Yuné grew up in London in a Malaysian-Irish family, “there were three cultures influencing [my childhood]” she says. She liked London as “no one really cares where you’re from”, but it was online that she found a particular sense of belonging. “I’ve always enjoyed completely immersing myself in the internet. I’ve grown up with it, it’s a whole other world that you can exist [in] ” she adds.

At a time where falling down internet k-holes feels like modern routine, Yuné has made it part of her artistry. She felt “a bit delusional” working on single ‘Fai Fighter’; locking herself in the studio and barely noticing she had nothing to drink or eat for hours. The result was a web of skittish synths combined with vocals that teeter from shrieking hysteria to calm control.

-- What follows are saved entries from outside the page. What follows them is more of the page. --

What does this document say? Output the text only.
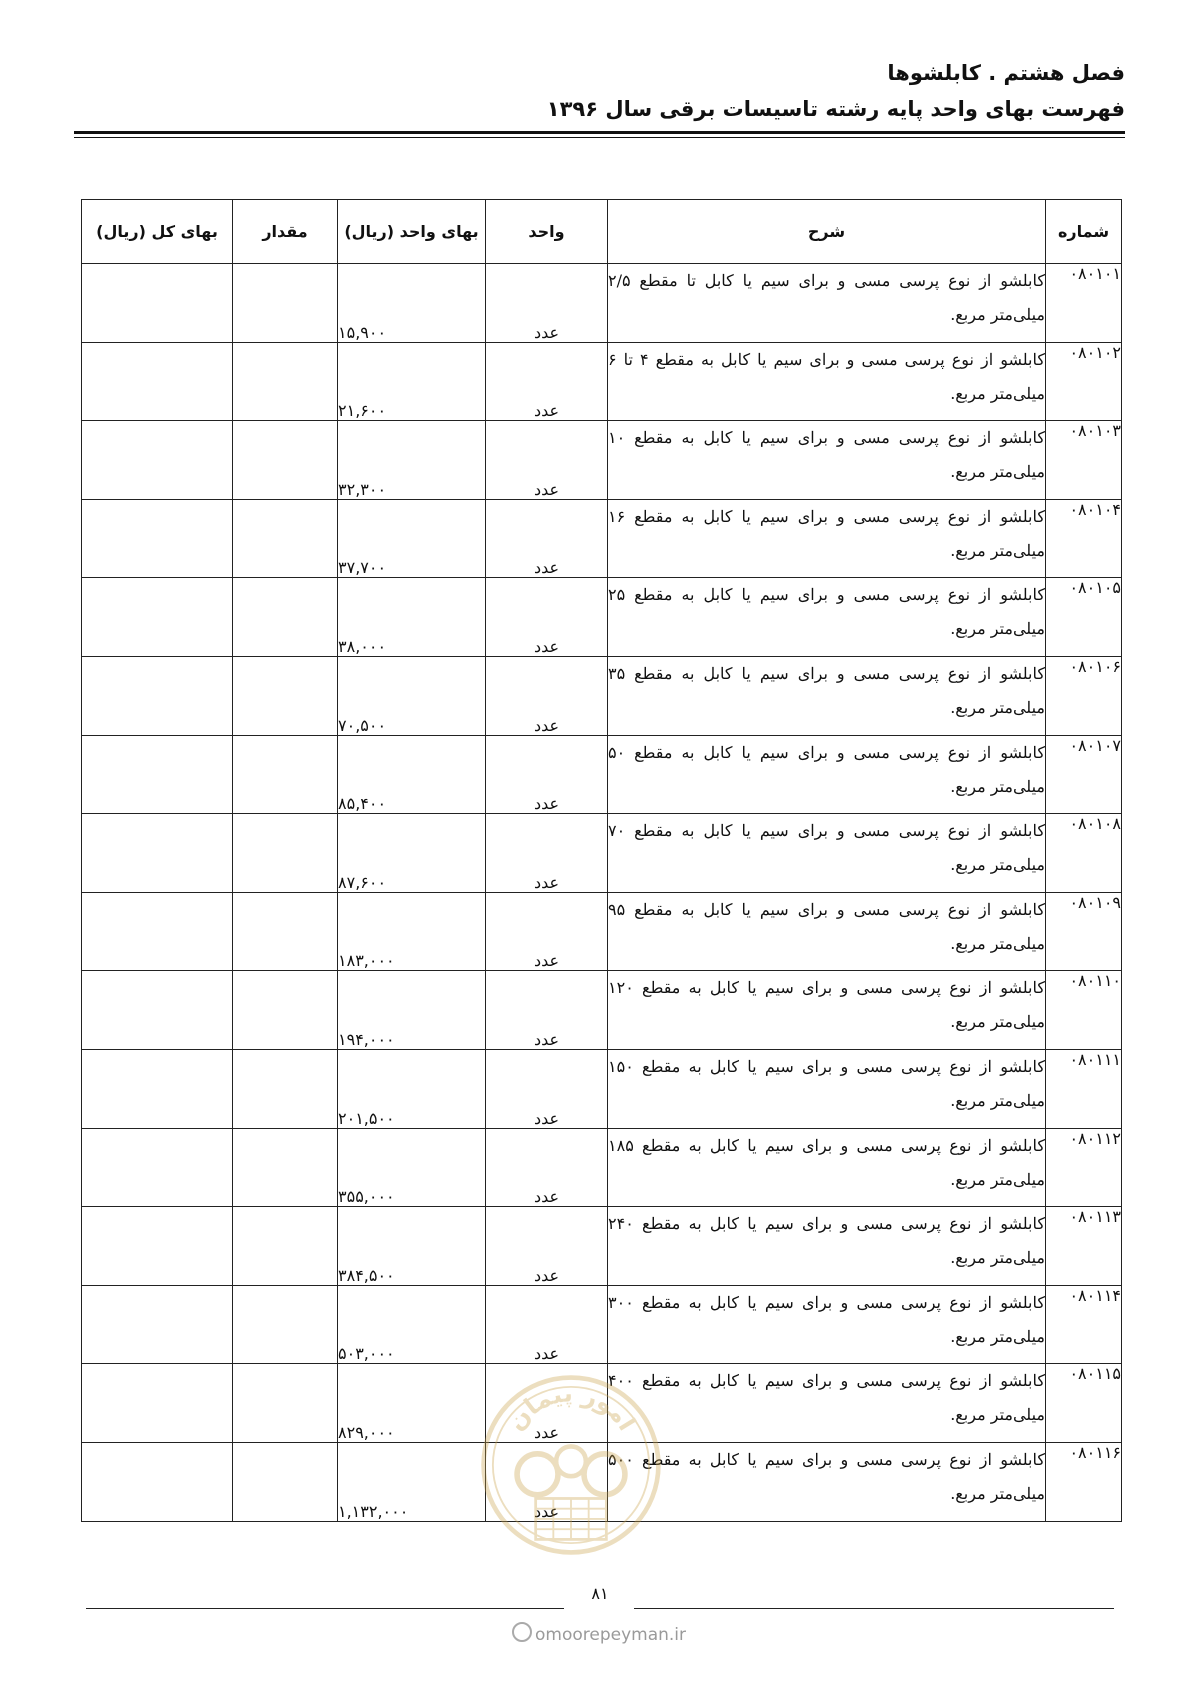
فصل هشتم . کابلشوها
فهرست بهای واحد پایه رشته تاسیسات برقی سال ۱۳۹۶
شماره	شرح	واحد	بهای واحد (ریال)	مقدار	بهای کل (ریال)
۰۸۰۱۰۱	کابلشو از نوع پرسی مسی و برای سیم یا کابل تا مقطع ۲/۵ میلی‌متر مربع.	عدد	۱۵,۹۰۰		
۰۸۰۱۰۲	کابلشو از نوع پرسی مسی و برای سیم یا کابل به مقطع ۴ تا ۶ میلی‌متر مربع.	عدد	۲۱,۶۰۰		
۰۸۰۱۰۳	کابلشو از نوع پرسی مسی و برای سیم یا کابل به مقطع ۱۰ میلی‌متر مربع.	عدد	۳۲,۳۰۰		
۰۸۰۱۰۴	کابلشو از نوع پرسی مسی و برای سیم یا کابل به مقطع ۱۶ میلی‌متر مربع.	عدد	۳۷,۷۰۰		
۰۸۰۱۰۵	کابلشو از نوع پرسی مسی و برای سیم یا کابل به مقطع ۲۵ میلی‌متر مربع.	عدد	۳۸,۰۰۰		
۰۸۰۱۰۶	کابلشو از نوع پرسی مسی و برای سیم یا کابل به مقطع ۳۵ میلی‌متر مربع.	عدد	۷۰,۵۰۰		
۰۸۰۱۰۷	کابلشو از نوع پرسی مسی و برای سیم یا کابل به مقطع ۵۰ میلی‌متر مربع.	عدد	۸۵,۴۰۰		
۰۸۰۱۰۸	کابلشو از نوع پرسی مسی و برای سیم یا کابل به مقطع ۷۰ میلی‌متر مربع.	عدد	۸۷,۶۰۰		
۰۸۰۱۰۹	کابلشو از نوع پرسی مسی و برای سیم یا کابل به مقطع ۹۵ میلی‌متر مربع.	عدد	۱۸۳,۰۰۰		
۰۸۰۱۱۰	کابلشو از نوع پرسی مسی و برای سیم یا کابل به مقطع ۱۲۰ میلی‌متر مربع.	عدد	۱۹۴,۰۰۰		
۰۸۰۱۱۱	کابلشو از نوع پرسی مسی و برای سیم یا کابل به مقطع ۱۵۰ میلی‌متر مربع.	عدد	۲۰۱,۵۰۰		
۰۸۰۱۱۲	کابلشو از نوع پرسی مسی و برای سیم یا کابل به مقطع ۱۸۵ میلی‌متر مربع.	عدد	۳۵۵,۰۰۰		
۰۸۰۱۱۳	کابلشو از نوع پرسی مسی و برای سیم یا کابل به مقطع ۲۴۰ میلی‌متر مربع.	عدد	۳۸۴,۵۰۰		
۰۸۰۱۱۴	کابلشو از نوع پرسی مسی و برای سیم یا کابل به مقطع ۳۰۰ میلی‌متر مربع.	عدد	۵۰۳,۰۰۰		
۰۸۰۱۱۵	کابلشو از نوع پرسی مسی و برای سیم یا کابل به مقطع ۴۰۰ میلی‌متر مربع.	عدد	۸۲۹,۰۰۰		
۰۸۰۱۱۶	کابلشو از نوع پرسی مسی و برای سیم یا کابل به مقطع ۵۰۰ میلی‌متر مربع.	عدد	۱,۱۳۲,۰۰۰		
امور پیمان
۸۱
omoorepeyman.ir
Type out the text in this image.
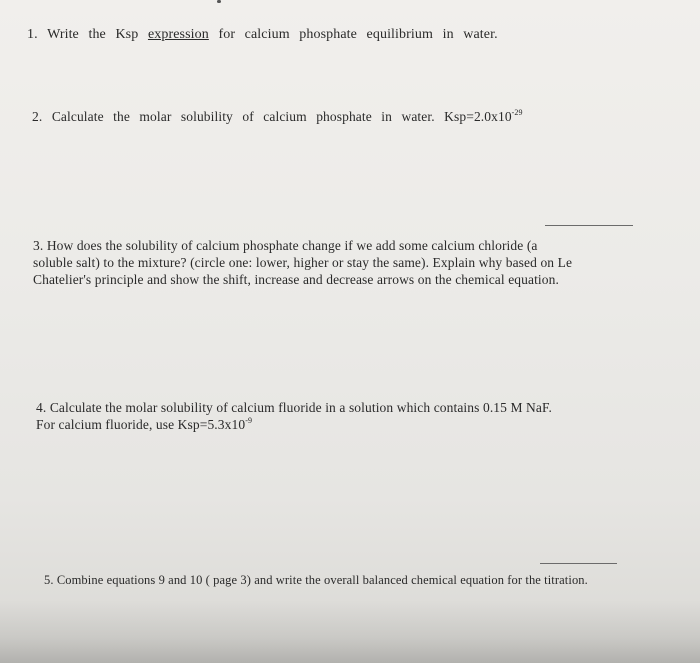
1. Write the Ksp expression for calcium phosphate equilibrium in water.
2. Calculate the molar solubility of calcium phosphate in water. $Ksp=2.0x10^{-29}$
3. How does the solubility of calcium phosphate change if we add some calcium chloride (a
soluble salt) to the mixture? (circle one: lower, higher or stay the same). Explain why based on Le
Chatelier's principle and show the shift, increase and decrease arrows on the chemical equation.
4. Calculate the molar solubility of calcium fluoride in a solution which contains 0.15 M NaF.
For calcium fluoride, use $Ksp=5.3x10^{-9}$
5. Combine equations 9 and 10 ( page 3) and write the overall balanced chemical equation for the titration.
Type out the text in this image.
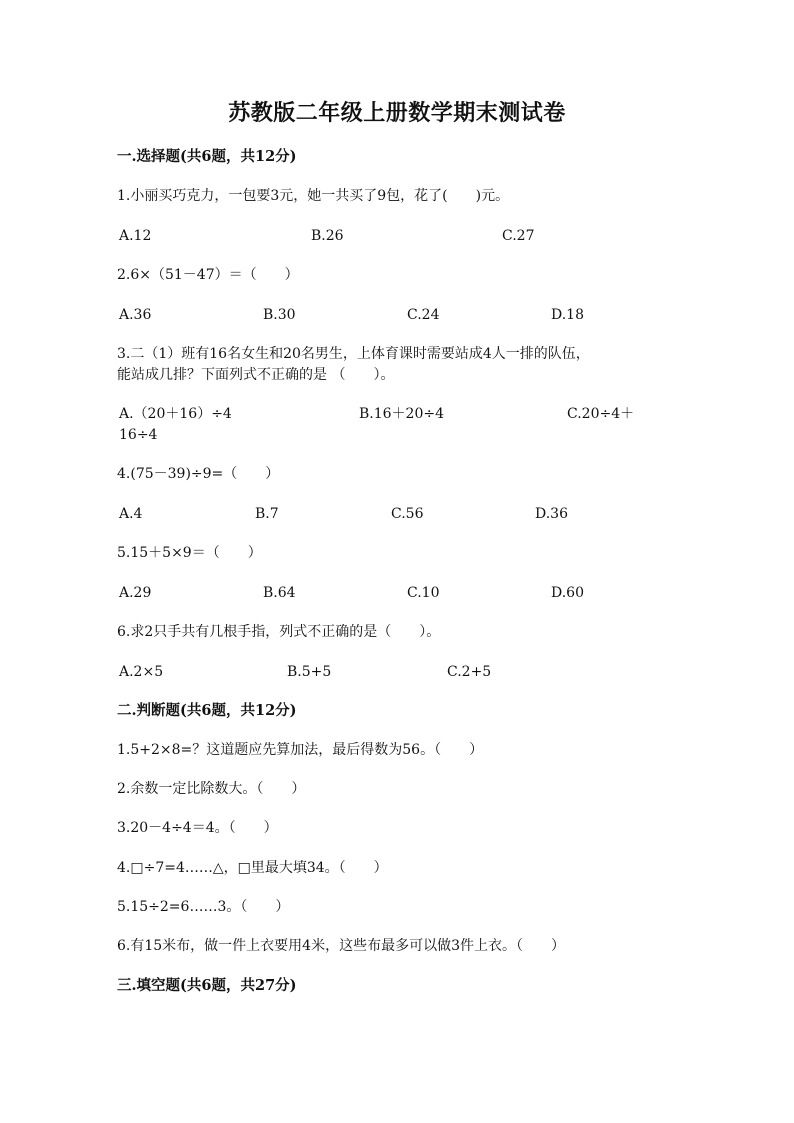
苏教版二年级上册数学期末测试卷
一.选择题(共6题，共12分)
1.小丽买巧克力，一包要3元，她一共买了9包，花了(　　)元。
A.12	B.26	C.27
2.6×（51－47）＝（　　）
A.36	B.30	C.24	D.18
3.二（1）班有16名女生和20名男生，上体育课时需要站成4人一排的队伍，
能站成几排？下面列式不正确的是 （　　）。
A.（20＋16）÷4	B.16＋20÷4	C.20÷4＋
16÷4
4.(75－39)÷9=（　　）
A.4	B.7	C.56	D.36
5.15＋5×9＝（　　）
A.29	B.64	C.10	D.60
6.求2只手共有几根手指，列式不正确的是（　　）。
A.2×5	B.5+5	C.2+5
二.判断题(共6题，共12分)
1.5+2×8=？这道题应先算加法，最后得数为56。（　　）
2.余数一定比除数大。（　　）
3.20－4÷4＝4。（　　）
4.□÷7=4……△，□里最大填34。（　　）
5.15÷2=6……3。（　　）
6.有15米布，做一件上衣要用4米，这些布最多可以做3件上衣。（　　）
三.填空题(共6题，共27分)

She explains the song is partly based on the Hindu goddess of chaos, who is linked to ideas of divine femininity: “in order to be true feminine there’s female rage,” she affirms. 

Yuné envisions this gloriously-angered divinity as a liberated virtual self in ‘the metaverse arena or some kind of future realm’: “in the anime game world, women are still hyper-sexualised, but a lot of the time they are stronger… carrying bazookas or climbing buildings,” she explains. “I think on the internet you can form this image of yourself that’s larger than life. I pictured the project in a weird cyberpunk world, like blade runner.”

Conversely, ‘Night Light’ explores the vulnerable side to the virtual, with airy synths and melancholic melody. Here, Yuné flips classic sci-fi-tropes and eschews the viewpoint of the human creator to rather voice how A.I. laments its impermanence. “It’s based on these fictional characters of a robot that essentially falls in love with the person who will destroy it,” she writes in the single’s press statement. 

‘Night Light’ and ‘Fai Fighter’ are both part of forthcoming EP BABYLON IX, released this spring.  While debut EP Bluff chartered themes of growing up and forced bravado, BABYLON IX looks to the metaverse as a reflection of authenticity. “It’s about embracing vulnerability and desperation, the stuff you shove down, but also the phoenix rising,” she says.

The subject of femininity in virtual spaces steers the conversation back to earthly reality of making music in 2023. For Yuné, there’s much to address regarding equality in electronic music circles. “It’s still a bro-ish world. I’ve had a lot of people explain things to me that I didn’t ask for,” she reflects, but also values the increasing number of women producers on the scene. “Things are definitely changing for the better – ‘B.O.T.A’ is an example of a giant dance track.” 

Lastly, I ask her to sum up what we can expect on BABYLON IX. She answers casually, instinctively surpassing the tangible to reach a different plane of being:

“It’s like the soundtrack of a rave on mars, I guess.”